Um ensaio por Bianca de Sousa







INTRODUÇÃO


Para a literatura, o amor é antídoto e motivação. É também consequência e recompensa. Nas mais antigas obras literárias, o amor é uma ferramenta de condução das narrativas. Mas, na Antiga Grécia, o Amor, representado pela deusa Afrodite, era amplamente detalhado nas obras literárias em diferentes contextos. Poemas e mais poemas, inspirados por reflexos de paixão e desejo, exploraram os diversos atributos da deusa na arte a fim de justificar um dos sentimentos mais complexos para humanidade através da personificação de Afrodite.


Os mitos gregos são ricos até hoje como fonte de inspiração para arte. Os seres mitológicos dessa cultura foram por muitos séculos uma forma de explicar as origens e questões filosófico-científicas do universo. E as figuras femininas na mitologia grega são um tanto quanto participativas na construção das narrativas lendárias. Seres como Gaia, Pandora e Ariadne na mitologia, ainda na Antiguidade, descrevem as complexidades da existência da mulher e uma visão patriarcal do que o feminino representa, como por exemplo uma matriarca ou agente de caos ou a principal causadora da empreitada de um herói.


Mas, a deusa Afrodite, a primeira das deusas do Olimpo, chama atenção por outro tipo de complexidade: sua divindade plural, abrangendo atributos interligados mas muito diferentes entre si. Essa pluralidade é explorada por autores na literatura greco romana ao mencionar a deusa em poemas épicos. Mas, mesmo que estejam escrevendo sobre a mesma divindade, Afrodite pode representar uma característica diferente em cada obra a depender da inspiração do autor.

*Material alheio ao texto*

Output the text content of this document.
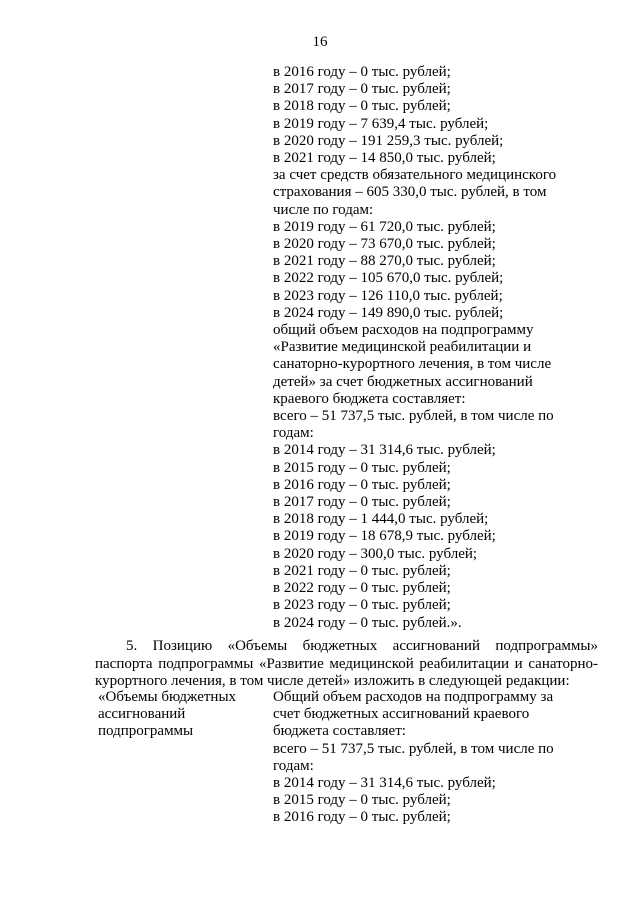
16
в 2016 году – 0 тыс. рублей;
в 2017 году – 0 тыс. рублей;
в 2018 году – 0 тыс. рублей;
в 2019 году – 7 639,4 тыс. рублей;
в 2020 году – 191 259,3 тыс. рублей;
в 2021 году – 14 850,0 тыс. рублей;
за счет средств обязательного медицинского
страхования – 605 330,0 тыс. рублей, в том
числе по годам:
в 2019 году – 61 720,0 тыс. рублей;
в 2020 году – 73 670,0 тыс. рублей;
в 2021 году – 88 270,0 тыс. рублей;
в 2022 году – 105 670,0 тыс. рублей;
в 2023 году – 126 110,0 тыс. рублей;
в 2024 году – 149 890,0 тыс. рублей;
общий объем расходов на подпрограмму
«Развитие медицинской реабилитации и
санаторно-курортного лечения, в том числе
детей» за счет бюджетных ассигнований
краевого бюджета составляет:
всего – 51 737,5 тыс. рублей, в том числе по
годам:
в 2014 году – 31 314,6 тыс. рублей;
в 2015 году – 0 тыс. рублей;
в 2016 году – 0 тыс. рублей;
в 2017 году – 0 тыс. рублей;
в 2018 году – 1 444,0 тыс. рублей;
в 2019 году – 18 678,9 тыс. рублей;
в 2020 году – 300,0 тыс. рублей;
в 2021 году – 0 тыс. рублей;
в 2022 году – 0 тыс. рублей;
в 2023 году – 0 тыс. рублей;
в 2024 году – 0 тыс. рублей.».
5. Позицию «Объемы бюджетных ассигнований подпрограммы»
паспорта подпрограммы «Развитие медицинской реабилитации и санаторно-
курортного лечения, в том числе детей» изложить в следующей редакции:
«Объемы бюджетных
ассигнований
подпрограммы
Общий объем расходов на подпрограмму за
счет бюджетных ассигнований краевого
бюджета составляет:
всего – 51 737,5 тыс. рублей, в том числе по
годам:
в 2014 году – 31 314,6 тыс. рублей;
в 2015 году – 0 тыс. рублей;
в 2016 году – 0 тыс. рублей;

No artigo/ensaio a seguir, iremos explorar as ramificações das virtudes da deusa Afrodite na literatura antiga, sobretudo as obras gregas e romanas, através da ótica de sua gênese, reforçando a ancestralidade da deusa e os simbolismos do seu nascimento; e como três de seus atributos — beleza, erotismo e amor— foram explorados em algumas obras demonstrando a diversidade de suas virtudes no campo romântico para a cultura grega/romana.

 

 

ANCESTRALIDADE E ANTIGUIDADE


Entre espumas e pérolas, o Amor toma forma na mitologia grega após um desentendimento familiar no início dos tempos. Teogonia (VIII-VII a.C.), poema de Hesíodo, também conhecido como Genealogia dos Deuses, narra uma linhagem de seres mitológicos que explicam os porquês do universo. Os princípios naturais do mundo, Terra (Gaia), Céu (Urano), Eros e o Caos são os agentes responsáveis pela ascensão dos deuses após uma linhagem de sucessão dos titãs. No poema, Urano foi abençoado pela Terra com poder para cobri-la e gerar grandes e poderosos filhos. Mas Urano não foi o melhor pai para sua prole.

 


“Quantos da Terra e do Céu nasceram filhos os mais terríveis, detestava-os o pai dês o começo: tão logo cada um deles nascia a todos ocultava, à luz não os permitindo, na cova da Terra.” (vv 154–58).

 


Motivada pela distância de Urano, Gaia forjou a arma que cessaria o domínio do Pai. Os filhos se uniram à Terra para destruí-lo e o grande responsável por tal ato foi o titã Cronos. O filho da Terra e do Céu decide por livre arbítrio se irar contra o pai e parte numa espécie de empreitada voluntária e destinatária para cessar seu domínio. Segundo o poema, numa atitude pra lá de simbólica, ele castrou o “pai estólito” e arremessou seus órgãos reprodutivos ao oceano. O ato determina o clímax da tomada de poder sobre o pai repressor. Determina o fim da sua linhagem e o encerramento de sua força, sua autoridade, sua masculinidade — apesar da representação mística — e seu poder, sobre os filhos e sobre a terra.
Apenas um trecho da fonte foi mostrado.